Tylko trzy drużyny w historii ekstraklasy po czternastu kolejkach były gorsze od ŁKS-u. Czy jest szansa zmienić to w 2023 roku?
ŁKS wygrał tylko dwa mecze i jeden zremisował. Trochę słabo jak na 14 serii gier. Żeby łodzianie w ogóle liczyli się w walce o utrzymanie, przez 20 kolejek muszą wygrać minimum dziewięć meczów. Zadanie nie będzie łatwe, ale Piotr Stokowiec, nowy trener ełkaesiaków wierzy, że pierwsze punkty uda się zdobyć jeszcze w 2023 roku. Nie zostało mu dużo czasu, ale ŁKS oprócz Legii, która kadrowo leży poza zasięgiem łodzian, będzie grał z Piastem, Stalą Mielec i Ruchem Chorzów. Trzy zwycięstwa w tych spotkaniach wyraźnie zmieniłby nastroje przy al.
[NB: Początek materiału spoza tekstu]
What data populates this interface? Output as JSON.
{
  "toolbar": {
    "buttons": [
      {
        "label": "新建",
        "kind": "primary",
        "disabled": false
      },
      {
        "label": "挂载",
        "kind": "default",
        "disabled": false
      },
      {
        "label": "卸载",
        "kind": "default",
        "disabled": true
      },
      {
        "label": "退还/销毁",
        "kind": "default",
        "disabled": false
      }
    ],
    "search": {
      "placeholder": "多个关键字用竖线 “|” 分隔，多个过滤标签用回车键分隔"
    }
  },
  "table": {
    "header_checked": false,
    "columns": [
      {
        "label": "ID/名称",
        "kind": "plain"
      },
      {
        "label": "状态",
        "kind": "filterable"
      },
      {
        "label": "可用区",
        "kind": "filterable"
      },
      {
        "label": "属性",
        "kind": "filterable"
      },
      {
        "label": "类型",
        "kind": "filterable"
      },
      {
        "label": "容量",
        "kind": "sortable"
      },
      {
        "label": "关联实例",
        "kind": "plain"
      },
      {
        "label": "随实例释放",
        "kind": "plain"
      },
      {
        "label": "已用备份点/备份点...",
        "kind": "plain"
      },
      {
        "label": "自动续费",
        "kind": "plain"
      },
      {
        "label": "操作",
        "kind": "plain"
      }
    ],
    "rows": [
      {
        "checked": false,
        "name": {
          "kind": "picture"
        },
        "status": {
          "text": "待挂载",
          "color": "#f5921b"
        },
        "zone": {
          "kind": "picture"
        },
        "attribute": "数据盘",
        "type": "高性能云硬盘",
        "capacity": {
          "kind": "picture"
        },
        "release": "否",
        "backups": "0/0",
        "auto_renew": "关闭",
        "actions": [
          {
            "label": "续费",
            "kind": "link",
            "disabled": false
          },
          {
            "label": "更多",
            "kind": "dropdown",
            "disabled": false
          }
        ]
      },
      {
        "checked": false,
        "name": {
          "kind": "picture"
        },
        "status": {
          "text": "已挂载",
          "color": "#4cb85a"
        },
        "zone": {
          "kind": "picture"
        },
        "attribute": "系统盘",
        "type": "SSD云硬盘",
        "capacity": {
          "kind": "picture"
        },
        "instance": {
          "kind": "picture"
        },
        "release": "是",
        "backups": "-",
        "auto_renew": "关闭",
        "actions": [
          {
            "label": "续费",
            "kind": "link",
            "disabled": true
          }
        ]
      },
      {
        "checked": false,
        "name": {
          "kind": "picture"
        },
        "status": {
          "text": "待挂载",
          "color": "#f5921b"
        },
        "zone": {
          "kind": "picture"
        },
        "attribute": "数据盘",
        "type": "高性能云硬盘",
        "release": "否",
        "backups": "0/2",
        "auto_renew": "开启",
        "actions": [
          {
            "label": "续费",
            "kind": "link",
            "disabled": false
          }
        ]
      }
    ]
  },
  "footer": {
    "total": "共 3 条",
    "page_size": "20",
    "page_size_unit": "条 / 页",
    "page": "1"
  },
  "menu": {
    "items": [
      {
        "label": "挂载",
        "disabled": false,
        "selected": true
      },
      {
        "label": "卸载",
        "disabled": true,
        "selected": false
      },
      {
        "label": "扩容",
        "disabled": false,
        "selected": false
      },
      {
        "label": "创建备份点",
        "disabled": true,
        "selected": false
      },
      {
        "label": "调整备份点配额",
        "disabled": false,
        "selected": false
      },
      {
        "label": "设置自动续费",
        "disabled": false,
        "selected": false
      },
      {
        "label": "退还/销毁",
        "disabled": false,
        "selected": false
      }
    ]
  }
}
Unii.
Czytaj także: Publiczny lincz zamiast wychowania.
Na razie, ŁKS jest w gronie najsłabszych w historii. Od sezonu 1995/1996, gdy za zwycięstwo zaczęto przyznawać trzy punkty, tylko trzy zespoły były gorsze od dwukrotnych mistrzów Polski. Twitterowy profil Piłkarskie Statystyki/Robert przygotował tabelę najsłabszych w historii ekstraklasy. Po czternastu kolejkach mniej punktów zgromadziły: Dyskobolia w sezonie 1999/2000 (pięć punktów), Świt Nowy Dwór w sezonie 2003/2004 (pięć punktów) i Miedź Legnica w sezonie 2022/2023 (sześć punktów). ŁKS jest czwarty z siedmioma oczkami.